Voici un bref aperçu des différents services gérés par la municipalité. Au même titre que les pompiers, les hôpitaux, l'Éducation nationale et bien d'autres, les services publics s'adressent à chacun et sont accessibles à tous dans le but de satisfaire un besoin d'intérêt général. À chaque âge de la vie, un Saranais peut bénéficier de services moyennant un coût que nous nous efforçons de maintenir le plus accessible possible.

Il est de bon ton aujourd'hui de montrer du doigt les institutions, les collectivités territoriales, la fonction publique d’État qui seraient responsables de tous les maux de notre époque, et de privilégier l'individualisme et la mise en concurrence du secteur public contre le privé, mais aussi d'exacerber la compétition entre les acteurs du secteur privé. L'époque est à la rivalité. Chaque jour éditorialistes, experts et chaînes d'information continue nous abreuvent de discours en ce sens. La lumière serait la rentabilité.

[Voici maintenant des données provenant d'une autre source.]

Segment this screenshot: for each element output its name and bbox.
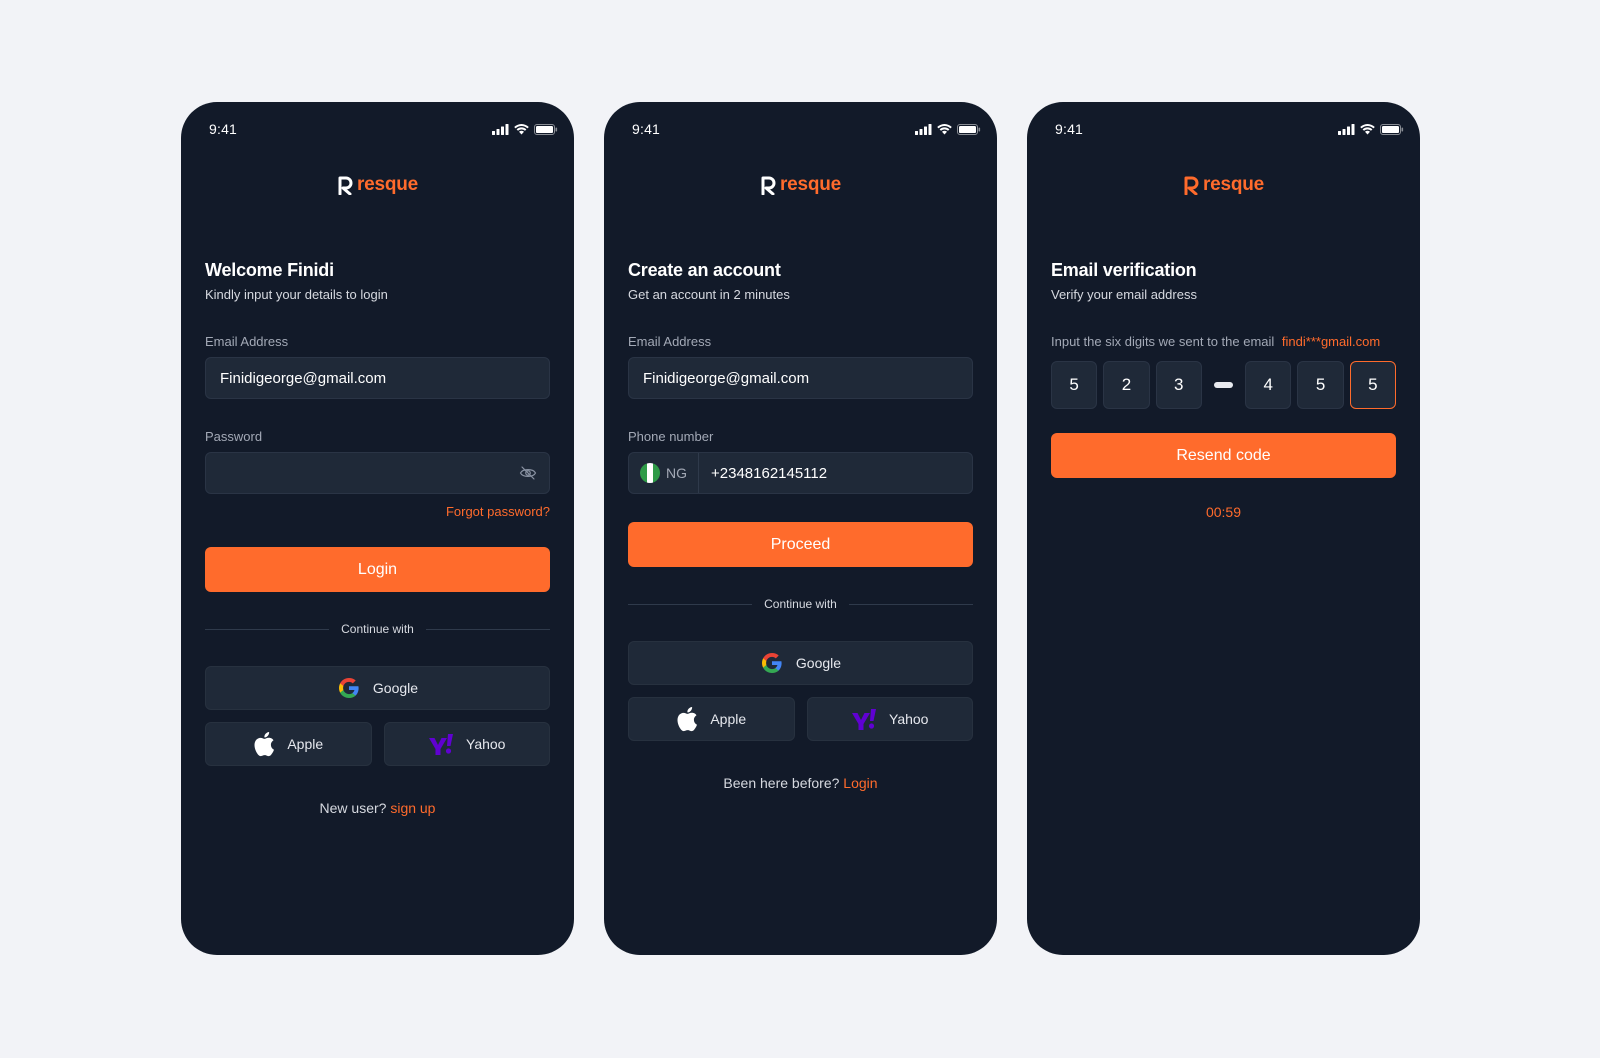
battery-icon [957,123,981,135]
apple-label: Apple [710,711,747,727]
status-time: 9:41 [632,121,661,137]
google-button[interactable]: Google [628,641,973,685]
email-label: Email Address [628,334,712,349]
battery-icon [534,123,558,135]
phone-value: +2348162145112 [711,464,828,482]
eye-off-icon[interactable] [519,464,537,482]
yahoo-label: Yahoo [466,736,506,752]
brand-logo: resque [1027,174,1420,196]
signup-screen: 9:41 resque Create an account Get an acc… [604,102,997,955]
resque-logo-icon [338,176,353,195]
page-subtitle: Verify your email address [1051,287,1197,302]
google-label: Google [795,655,842,671]
apple-icon [254,732,275,757]
otp-separator [1213,382,1234,388]
resend-code-button[interactable]: Resend code [1051,433,1396,478]
forgot-password-link[interactable]: Forgot password? [205,504,550,519]
otp-digit[interactable]: 5 [1297,361,1344,409]
page-title: Create an account [628,260,781,280]
brand-name: resque [1202,174,1265,195]
google-button[interactable]: Google [205,666,550,710]
google-icon [338,678,359,698]
country-code: NG [666,465,687,481]
brand-logo: resque [181,174,574,196]
otp-hint-text: Input the six digits we sent to the emai… [1051,334,1275,349]
countdown-timer: 00:59 [1205,504,1242,520]
email-value: Finidigeorge@gmail.com [220,369,387,387]
resque-logo-icon [1184,176,1199,195]
signal-icon [492,123,509,135]
login-form: Welcome Finidi Kindly input your details… [205,260,550,816]
page-title: Email verification [1051,260,1197,280]
otp-digit-active[interactable]: 5 [1349,361,1397,409]
signal-icon [1338,123,1355,135]
continue-with-label: Continue with [764,597,837,611]
wifi-icon [937,123,952,134]
google-icon [761,653,782,673]
phone-label: Phone number [628,429,714,444]
continue-with-divider: Continue with [628,597,973,611]
yahoo-button[interactable]: Yahoo [806,697,973,741]
otp-digit[interactable]: 3 [1155,361,1202,409]
otp-input: 5 2 3 4 5 5 [1051,361,1397,409]
yahoo-icon [429,734,454,755]
wifi-icon [514,123,529,134]
otp-digit[interactable]: 5 [1051,361,1098,409]
proceed-button[interactable]: Proceed [628,522,973,567]
apple-button[interactable]: Apple [205,722,372,766]
otp-hint: Input the six digits we sent to the emai… [1051,334,1396,349]
apple-icon [677,707,698,732]
page-subtitle: Get an account in 2 minutes [628,287,790,302]
brand-logo: resque [604,174,997,196]
otp-digit[interactable]: 4 [1245,361,1292,409]
country-code-select[interactable]: NG [629,453,699,493]
page-title: Welcome Finidi [205,260,334,280]
yahoo-button[interactable]: Yahoo [383,722,550,766]
wifi-icon [1360,123,1375,134]
verification-form: Email verification Verify your email add… [1051,260,1397,520]
signal-icon [915,123,932,135]
status-time: 9:41 [1055,121,1084,137]
otp-digit[interactable]: 2 [1103,361,1150,409]
login-prompt: Been here before? Login [628,775,973,791]
continue-with-label: Continue with [341,622,414,636]
apple-label: Apple [287,736,324,752]
brand-name: resque [779,174,842,195]
phone-field[interactable]: NG +2348162145112 [628,452,973,494]
signup-link[interactable]: sign up [390,800,435,816]
yahoo-label: Yahoo [889,711,929,727]
battery-icon [1380,123,1404,135]
status-bar: 9:41 [1055,120,1404,138]
login-link[interactable]: Login [843,775,877,791]
verification-screen: 9:41 resque Email verification Verify yo… [1027,102,1420,955]
status-time: 9:41 [209,121,238,137]
nigeria-flag-icon [640,463,660,483]
resque-logo-icon [761,176,776,195]
google-label: Google [372,680,419,696]
signup-prompt-text: New user? [319,800,387,816]
email-value: Finidigeorge@gmail.com [643,369,810,387]
status-bar: 9:41 [209,120,558,138]
apple-button[interactable]: Apple [628,697,795,741]
login-button[interactable]: Login [205,547,550,592]
email-field[interactable]: Finidigeorge@gmail.com [205,357,550,399]
login-prompt-text: Been here before? [723,775,840,791]
email-label: Email Address [205,334,289,349]
password-field[interactable] [205,452,550,494]
password-label: Password [205,429,263,444]
masked-email: findi***gmail.com [1281,334,1381,349]
brand-name: resque [356,174,419,195]
yahoo-icon [852,709,877,730]
email-field[interactable]: Finidigeorge@gmail.com [628,357,973,399]
page-subtitle: Kindly input your details to login [205,287,388,302]
signup-form: Create an account Get an account in 2 mi… [628,260,973,791]
continue-with-divider: Continue with [205,622,550,636]
login-screen: 9:41 resque Welcome Finidi Kindly input … [181,102,574,955]
status-bar: 9:41 [632,120,981,138]
signup-prompt: New user? sign up [205,800,550,816]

Nous ne redirons jamais assez, combien les services publics sont le ciment de notre société parce qu'ils assurent à toutes et à tous un égal accès à ces services.

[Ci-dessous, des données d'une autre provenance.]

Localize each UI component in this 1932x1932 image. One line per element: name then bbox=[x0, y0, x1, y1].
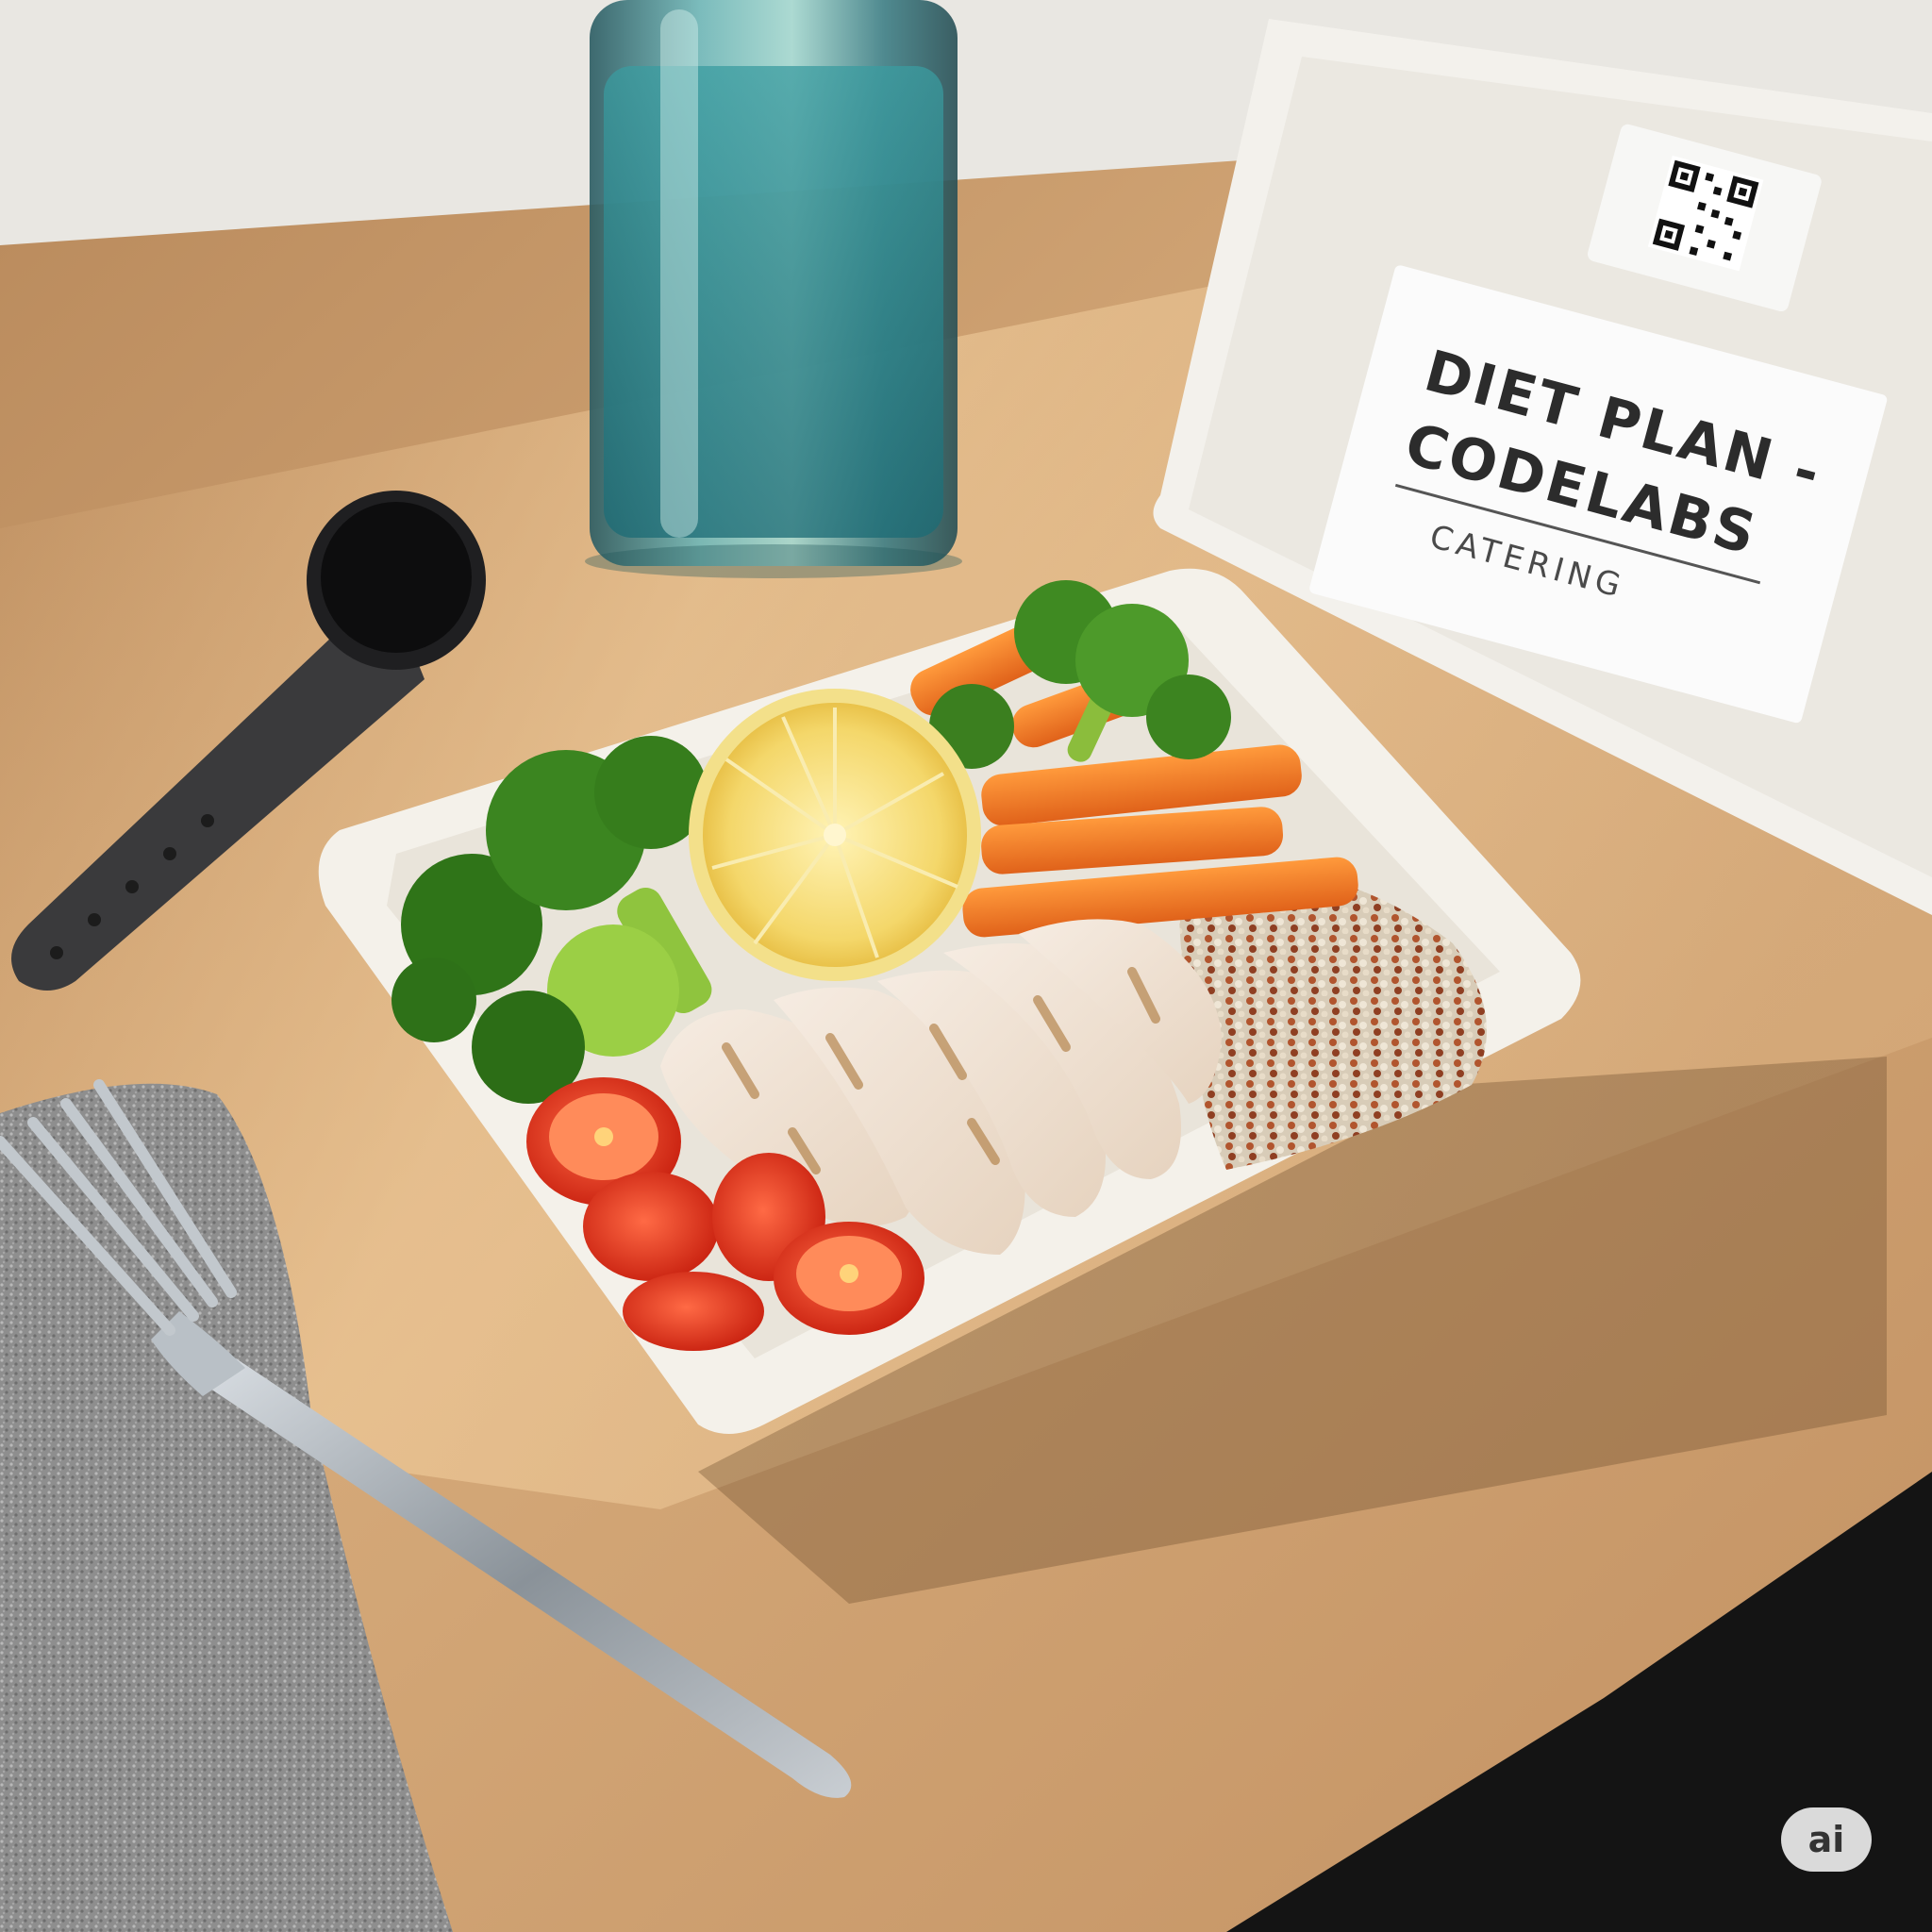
lemon-slice bbox=[689, 689, 981, 981]
ai-watermark-badge: ai bbox=[1781, 1807, 1872, 1872]
water-bottle bbox=[585, 0, 962, 578]
meal-photo-scene: DIET PLAN - CODELABS CATERING bbox=[0, 0, 1932, 1932]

C'est une évidence, la pression est forte de livrer progressivement nombre de secteurs dirigés par le public aux entreprises privées, en prétextant une meilleure gestion et des coûts moins élevés. Nous pouvons en douter.

L'expérience nous a démontré que la privatisation était loin d'être synonyme du mieux pour les usagers. Que dire de la gestion des sociétés d'autoroutes lors des journées d'intempéries (inondations, neige...), des tarifs de la téléphonie, des bureaux de poste qui ferment les uns derrière les autres...

Imaginons un seul instant, comme certains le souhaite, la privatisation des services municipaux cités au début de cet éditorial... La vie de chacune, de chacun, mérite mieux que ces excès d'indignité.